ProAPO: Progressively Automatic Prompt Optimization for Visual Classification

Vision-language models (VLMs) have made significant progress in image classification by training with large-scale paired image-text data. Their performances largely depend on the prompt quality. While recent methods show that visual descriptions generated by large language models (LLMs) enhance the generalization of VLMs, class-specific prompts may be inaccurate or lack discrimination due to the hallucination in LLMs. In this paper, we aim to find visually discriminative prompts for fine-grained categories with minimal supervision and no human-in-the-loop. An evolution-based algorithm is proposed to progressively optimize language prompts from task-specific templates to class-specific descriptions. Unlike optimizing templates, the search space shows an explosion in class-specific candidate prompts. This increases prompt generation costs, iterative times, and the overfitting problem. To this end, we first introduce several simple yet effective edit-based and evolution-based operations to generate diverse candidate prompts by one-time query of LLMs. Then, two sampling strategies are proposed to find a better initial search point and reduce traversed categories, saving iteration costs. Moreover, we apply a novel fitness score with entropy constraints to mitigate overfitting. In a challenging one-shot image classification setting, our method outperforms existing textual prompt-based methods and improves LLM-generated description methods across 13 datasets. Meanwhile, we demonstrate that our optimal prompts improve adapter-based methods and transfer effectively across different backbones.

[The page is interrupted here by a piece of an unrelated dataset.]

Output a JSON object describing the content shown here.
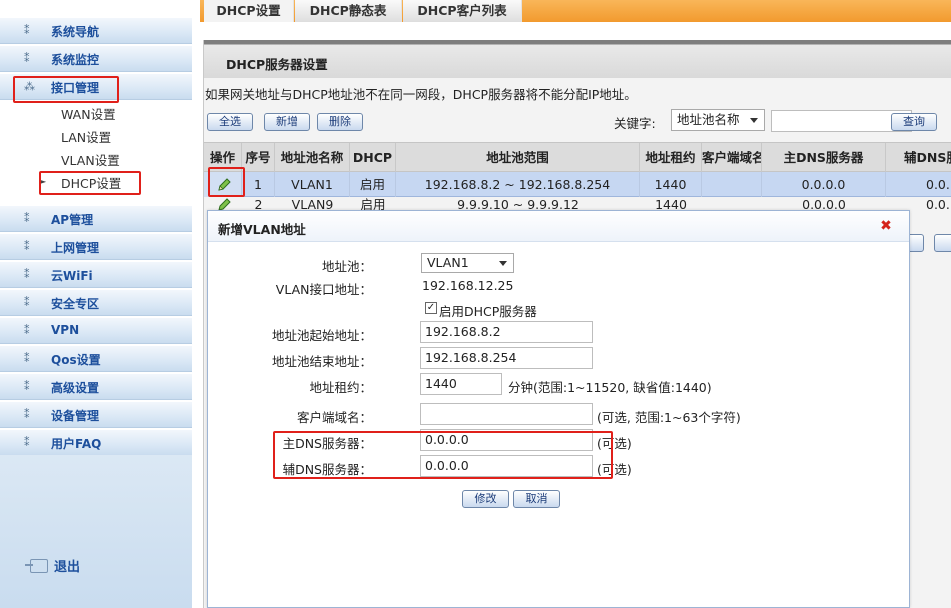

翻译：视觉语言模型（VLMs）通过在大规模配对图像-文本数据上进行训练，在图像分类任务中取得了显著进展。其性能在很大程度上取决于提示词的质量。尽管近期研究表明，由大语言模型（LLMs）生成的视觉描述能够增强VLMs的泛化能力，但由于LLMs存在幻觉问题，针对特定类别的提示词可能不准确或缺乏区分性。本文旨在以最小监督且无需人工介入的方式，为细粒度类别寻找具有视觉区分度的提示词。我们提出一种基于进化的算法，将语言提示词从任务特定模板逐步优化至类别特定描述。与优化模板不同，类别特定候选提示词的搜索空间呈爆炸式增长，这增加了提示生成成本、迭代次数以及过拟合风险。为此，我们首先引入几种简单而有效的基于编辑和进化的操作，通过单次查询LLMs生成多样化的候选提示词。随后，提出两种采样策略以寻找更优的初始搜索点并减少遍历的类别数量，从而节省迭代成本。此外，我们采用一种结合熵约束的新型适应度评分来缓解过拟合问题。在具有挑战性的单样本图像分类设定下，本方法在13个数据集上超越了现有基于文本提示的方法，并改进了LLM生成描述的方法。同时，我们证明所获得的最优提示词能够提升基于适配器的方法的性能，并能有效迁移至不同骨干网络。